Seek regular training so you and your team can better recognize and respond to AI-generated misinformation. By understanding how bad actors work with AI, you can mitigate the impact of AI-generated misinformation, and ensure that you’re only sharing trustworthy and credible content with your audience.
Elsewhere …
- OpenAI is Making ChatGPT Cheaper for Schools and Nonprofits
- Can an AI Version of the Dead Help with Grief?
- PODCAST: Will AI-written Media Pitches Ever Be Good Enough?
- The Uncanny Rise of the World’s First AI Beauty Pageant
- Google Makes Adjustments to AI Overviews After Rocky Rollout
Tips and Tricks
How to make your content more relatable
What’s happening: AI can quickly create lots of content — and not necessarily good content. By using AI tools responsibly, you can develop high-quality content efficiently without sounding robotic. One way to do this is by adding a step to your process: asking the AI tool to insert metaphors that make complex topics more relatable.

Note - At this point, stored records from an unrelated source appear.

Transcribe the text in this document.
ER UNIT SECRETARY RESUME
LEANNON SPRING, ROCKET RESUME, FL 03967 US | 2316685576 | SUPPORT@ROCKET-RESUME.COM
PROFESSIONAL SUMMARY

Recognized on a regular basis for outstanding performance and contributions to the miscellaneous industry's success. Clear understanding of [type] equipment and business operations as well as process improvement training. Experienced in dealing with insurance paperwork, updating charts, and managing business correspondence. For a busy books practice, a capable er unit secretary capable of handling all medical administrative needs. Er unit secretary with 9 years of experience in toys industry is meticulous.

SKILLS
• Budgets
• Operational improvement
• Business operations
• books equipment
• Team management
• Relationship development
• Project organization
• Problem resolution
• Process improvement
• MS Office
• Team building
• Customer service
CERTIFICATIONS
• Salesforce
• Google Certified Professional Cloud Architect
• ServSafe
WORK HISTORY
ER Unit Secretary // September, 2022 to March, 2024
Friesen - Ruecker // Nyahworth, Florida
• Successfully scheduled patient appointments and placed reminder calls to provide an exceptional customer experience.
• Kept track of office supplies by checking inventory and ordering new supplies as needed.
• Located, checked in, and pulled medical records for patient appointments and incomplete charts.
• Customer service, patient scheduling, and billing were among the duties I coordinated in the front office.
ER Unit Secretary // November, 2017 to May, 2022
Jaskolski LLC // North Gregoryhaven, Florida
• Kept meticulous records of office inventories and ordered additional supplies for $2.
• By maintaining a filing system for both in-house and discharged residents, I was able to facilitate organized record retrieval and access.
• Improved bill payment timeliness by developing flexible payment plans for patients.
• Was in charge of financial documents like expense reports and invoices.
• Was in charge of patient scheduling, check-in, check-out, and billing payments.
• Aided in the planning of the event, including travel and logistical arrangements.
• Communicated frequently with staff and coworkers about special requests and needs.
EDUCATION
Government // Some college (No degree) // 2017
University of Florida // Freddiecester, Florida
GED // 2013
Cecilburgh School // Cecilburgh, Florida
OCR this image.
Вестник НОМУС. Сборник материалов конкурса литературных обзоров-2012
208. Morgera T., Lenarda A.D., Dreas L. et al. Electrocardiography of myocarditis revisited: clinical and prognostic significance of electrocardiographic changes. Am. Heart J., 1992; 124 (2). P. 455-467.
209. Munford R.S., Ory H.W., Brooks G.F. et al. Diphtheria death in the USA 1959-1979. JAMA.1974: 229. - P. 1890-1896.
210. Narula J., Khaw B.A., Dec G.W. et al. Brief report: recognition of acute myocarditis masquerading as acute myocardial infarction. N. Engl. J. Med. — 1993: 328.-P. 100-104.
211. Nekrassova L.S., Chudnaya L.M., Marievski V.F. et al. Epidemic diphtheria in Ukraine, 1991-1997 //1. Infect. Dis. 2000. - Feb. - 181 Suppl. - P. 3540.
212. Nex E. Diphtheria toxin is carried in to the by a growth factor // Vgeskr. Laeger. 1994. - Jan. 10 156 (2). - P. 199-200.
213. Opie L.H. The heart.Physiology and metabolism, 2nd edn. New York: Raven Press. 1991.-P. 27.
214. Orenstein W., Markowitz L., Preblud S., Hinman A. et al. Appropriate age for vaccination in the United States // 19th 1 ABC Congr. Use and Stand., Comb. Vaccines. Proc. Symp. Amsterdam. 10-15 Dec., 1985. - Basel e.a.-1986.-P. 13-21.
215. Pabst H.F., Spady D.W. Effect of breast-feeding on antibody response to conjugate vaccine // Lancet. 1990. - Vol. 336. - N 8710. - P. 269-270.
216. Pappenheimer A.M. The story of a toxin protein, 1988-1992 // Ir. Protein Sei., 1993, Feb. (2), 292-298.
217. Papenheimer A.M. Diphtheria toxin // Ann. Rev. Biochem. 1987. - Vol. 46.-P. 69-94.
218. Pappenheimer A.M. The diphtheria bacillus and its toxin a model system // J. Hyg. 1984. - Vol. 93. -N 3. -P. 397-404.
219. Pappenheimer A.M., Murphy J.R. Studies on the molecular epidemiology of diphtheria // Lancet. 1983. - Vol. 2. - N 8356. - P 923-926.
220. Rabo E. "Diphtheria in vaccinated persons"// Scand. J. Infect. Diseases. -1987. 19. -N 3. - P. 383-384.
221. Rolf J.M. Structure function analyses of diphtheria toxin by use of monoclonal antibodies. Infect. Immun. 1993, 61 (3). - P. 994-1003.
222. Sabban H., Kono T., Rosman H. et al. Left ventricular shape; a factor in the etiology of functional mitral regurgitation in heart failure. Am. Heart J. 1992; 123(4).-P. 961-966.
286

Why it matters: AI’s takeover leads experts to believe that 90% of online content will be AI-generated by 2026. You want your content to be unique and of high quality, so it resonates with your audience.
Try it out: After you’ve developed a piece of content, review it with the aim of identifying specific topics that may be too abstract, technical, or otherwise difficult for the reader to understand. Ask the AI tool to add a metaphor that simplifies the topic for the reader. Of course, you’ll need to take a step back and think about whether the metaphor actually applies to that particular topic before you include it in your final draft.
Quote of the Week
“Generative AI skills are in demand because few people have learned how to truly master generative AI. But these people who have mastered it can be anyone. This is not somebody you have to hire because they got their master’s at MIT. You just need to do one thing: Talk to it like a human.”